Me gusta también subrayar que lo sacro tiene una
función educativa, y su desaparición inevitablemente empobrece la cultura, en
especial la formación de las nuevas generaciones. Si, por ejemplo, en nombre de
una fe secularizada y no necesitada ya de signos sacros, fuera abolida esta
procesión ciudadana del Corpus Domini, el perfil espiritual de Roma resultaría
“aplanado”, y nuestra conciencia personal y comunitaria quedaría debilitada. O
pensemos en una madre o un padre que, en nombre de una fe desacralizada,
privaran a sus hijos de toda ritualidad religiosa: en realidad acabarían por
dejar el campo libre a los tantos sucedáneos presentes en la sociedad de los
consumos, a otros ritos y otros signos, que más fácilmente podrían convertirse
en ídolos. Dios, nuestro Padre, no ha hecho así con la humanidad: ha enviado a
su Hijo al mundo no para abolir, sino para dar cumplimiento también a lo sacro.

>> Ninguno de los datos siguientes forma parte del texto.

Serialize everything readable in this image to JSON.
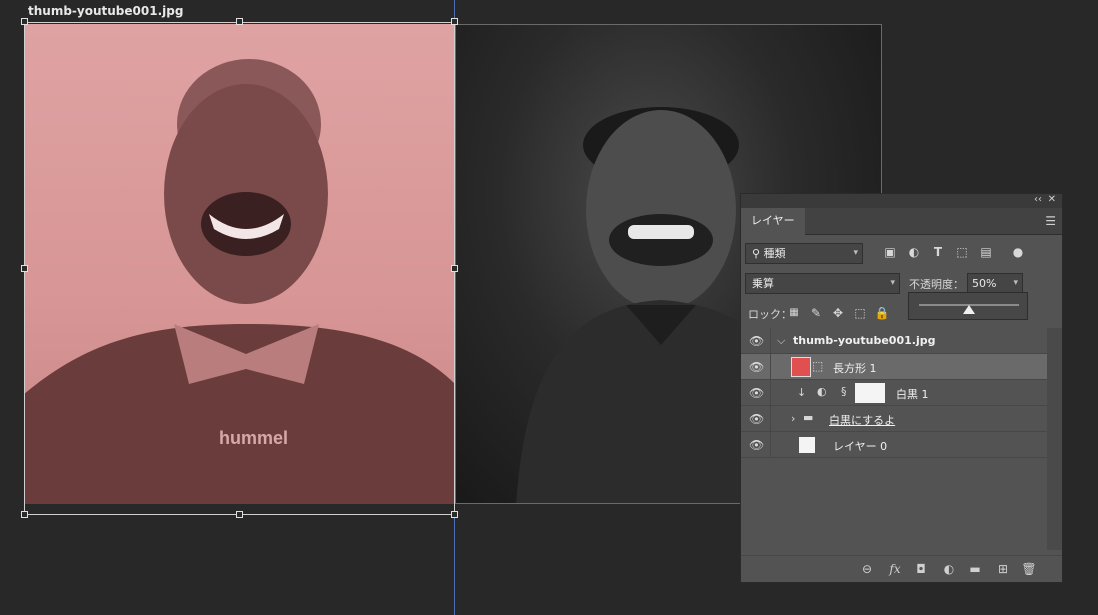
{
  "document": {
    "title": "thumb-youtube001.jpg"
  },
  "artwork": {
    "tint_color": "#dfa2a2",
    "shirt_text": "hummel"
  },
  "panel": {
    "collapse_icon": "double-chevron-icon",
    "close_icon": "close-icon",
    "tab_label": "レイヤー",
    "filter": {
      "value": "種類",
      "icon": "search-icon"
    },
    "filter_icons": [
      "image-filter-icon",
      "adjustment-filter-icon",
      "type-filter-icon",
      "shape-filter-icon",
      "smart-object-filter-icon",
      "toggle-filter-icon"
    ],
    "blend_mode": "乗算",
    "opacity_label": "不透明度：",
    "opacity_value": "50%",
    "opacity_percent": 50,
    "lock_label": "ロック：",
    "lock_icons": [
      "lock-transparent-icon",
      "lock-paint-icon",
      "lock-move-icon",
      "lock-artboard-icon",
      "lock-all-icon"
    ],
    "layers": [
      {
        "name": "thumb-youtube001.jpg",
        "type": "artboard",
        "expanded": true
      },
      {
        "name": "長方形 1",
        "type": "shape",
        "selected": true,
        "color": "#e05050"
      },
      {
        "name": "白黒 1",
        "type": "adjustment",
        "clipped": true
      },
      {
        "name": "白黒にするよ",
        "type": "group",
        "expanded": false
      },
      {
        "name": "レイヤー 0",
        "type": "pixel"
      }
    ],
    "bottom_icons": [
      "link-icon",
      "fx-icon",
      "mask-icon",
      "new-adjustment-icon",
      "folder-icon",
      "new-layer-icon",
      "trash-icon"
    ]
  }
}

En el culmen de esta misión, en la
Última Cena, Jesús instituyó el Sacramento pascual. Actuando así se puso a
sí mismo en el lugar de los sacrificios antiguos, pero hizo dentro de un rito, que mandó a los
apóstoles perpetuar, como signo supremo del verdadero Sacro, que es El
mismo. Con esta fe, queridos hermanos y hermanas, celebramos hoy y cada día el Misterio eucarístico y lo adoramos
como centro de nuestra vida y corazón del mundo. Amén.